“Let it come as it will, and don’t
be afraid. God does not leave us
comfortless, so let evening come.”
It seems I am surrounded by many people who are going through things…..illness, loss, grief, confusion, decisions big and small, change, transition. The list goes on and on. And while life is always made up of these threads that weave in and out causing feathery wings and bruise-like colors, there seems to be a greater proliferation of it all right now. It doesn’t help that our national life is fractured as well. Social and financial fear mongering keeps our nerve-endings raw from response. The hope for numbness looms large in our collective psyche and yet rarely comes.
All of this is compounded by the fact that the sky has been cloudy the last 22 days in Minnesota. This is the time of year when you really have to buy into the ‘quality of life’ message about our land of 10,000 lakes because the visual would send us all screaming for some border, north or south, east or west. There seems to be a cloud hanging over each waking moment of the day. Those of us who observe the season of Lent, a church rhythm meant to bring about introspection and penitence, have the perfect backdrop for this winter drama.
Yesterday as I was stopping into a hospital to check in on one of our dear ones, I had my head appropriately tucked into my neck, my ears surfing on my shoulders as I sought to keep out the biting wind. My eyes, like all the other walkers, were focused downward on the dirty, salty sidewalk. Just outside a bus shelter I caught sight of a pacifier dropped onto the ground, just laying there abandoned. My heart gave a little tug in my chest. “Someone is needing comfort someplace.”, I thought.
The sight of this little piece of molded plastic sent me back some years to the times I would search frantically in the night, sleep-deprived and stumbling to find the object that would comfort a crying child and send us both back to sleep. I laughed to myself as I remember the little stashes of these miracle-workers we had hidden in nooks and crannies of beds, car seats, drawers, diaper bags. The ability to provide comfort with such a tiny tool was of paramount importance.

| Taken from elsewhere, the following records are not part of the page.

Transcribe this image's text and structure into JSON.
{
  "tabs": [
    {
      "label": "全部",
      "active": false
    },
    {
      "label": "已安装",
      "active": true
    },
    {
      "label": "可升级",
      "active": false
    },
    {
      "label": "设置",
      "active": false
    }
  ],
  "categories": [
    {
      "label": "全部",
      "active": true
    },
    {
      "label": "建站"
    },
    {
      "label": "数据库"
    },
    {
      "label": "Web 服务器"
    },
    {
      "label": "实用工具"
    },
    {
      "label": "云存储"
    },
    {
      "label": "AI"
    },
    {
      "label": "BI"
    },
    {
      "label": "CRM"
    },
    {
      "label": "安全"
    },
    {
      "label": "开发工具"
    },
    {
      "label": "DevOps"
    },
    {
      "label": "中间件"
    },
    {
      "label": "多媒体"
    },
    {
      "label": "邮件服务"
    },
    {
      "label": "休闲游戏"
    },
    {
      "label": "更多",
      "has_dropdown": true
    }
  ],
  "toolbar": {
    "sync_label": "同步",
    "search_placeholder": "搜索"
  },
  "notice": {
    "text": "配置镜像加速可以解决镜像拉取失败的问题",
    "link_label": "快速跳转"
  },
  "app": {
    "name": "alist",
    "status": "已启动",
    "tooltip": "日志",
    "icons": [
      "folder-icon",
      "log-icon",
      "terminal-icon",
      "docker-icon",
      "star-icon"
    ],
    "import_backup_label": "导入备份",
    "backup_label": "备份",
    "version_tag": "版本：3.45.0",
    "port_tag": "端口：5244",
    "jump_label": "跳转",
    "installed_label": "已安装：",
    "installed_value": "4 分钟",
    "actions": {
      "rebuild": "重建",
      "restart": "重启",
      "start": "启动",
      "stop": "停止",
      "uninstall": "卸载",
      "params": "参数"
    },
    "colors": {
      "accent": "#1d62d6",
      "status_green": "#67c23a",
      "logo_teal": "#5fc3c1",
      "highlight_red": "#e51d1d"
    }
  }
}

Placing a pacifier in a crying infant’s mouth and allowing them to soothe themselves to sleep is an easy enough act. Other comforts don’t come quite so easy. Those I know who are struggling with health issues are searching for a comfort that often arrives in the right medication or the hopeful word of a physician. Many I know are still searching for employment or work that more appropriately fits their gifts. What can bring comfort to these bright, intelligent people? All I can offer is to walk with them, to pray for them, to listen.
So many people I know are walking the road with relatives, parents mostly, who are aging and losing the freedom they once knew. The feeling of being both child and parent holds them in a suspended animation for which they are not trained. How to comfort their lack of security and confidence, their desire to respect these ones who have given them life? If only there was a comfort blanket that could fall gently on the hands that hold, the hearts that break.
What brings you comfort? As I thought about the things that become my pacifier, I thought of the communities I am blessed to sit in. Those people who make me laugh, tell the truth and cut myself some slack, knowing I will deliver a platter of the same to them when needed. And then there is that morning sighting of the brilliant red of a cardinal defying the cold and drab view out my window. And of course, a good story, a blazing fire, the big, black dog looking expectantly into my eyes, a hand to hold,a steaming cup of coffee.
When all those fail there is always one deep breath. Then another. And another until the breath becomes prayer. This breathing rhythm is, perhaps, the original Comforter coming to rest within reminding us that, no matter what, we are really never alone.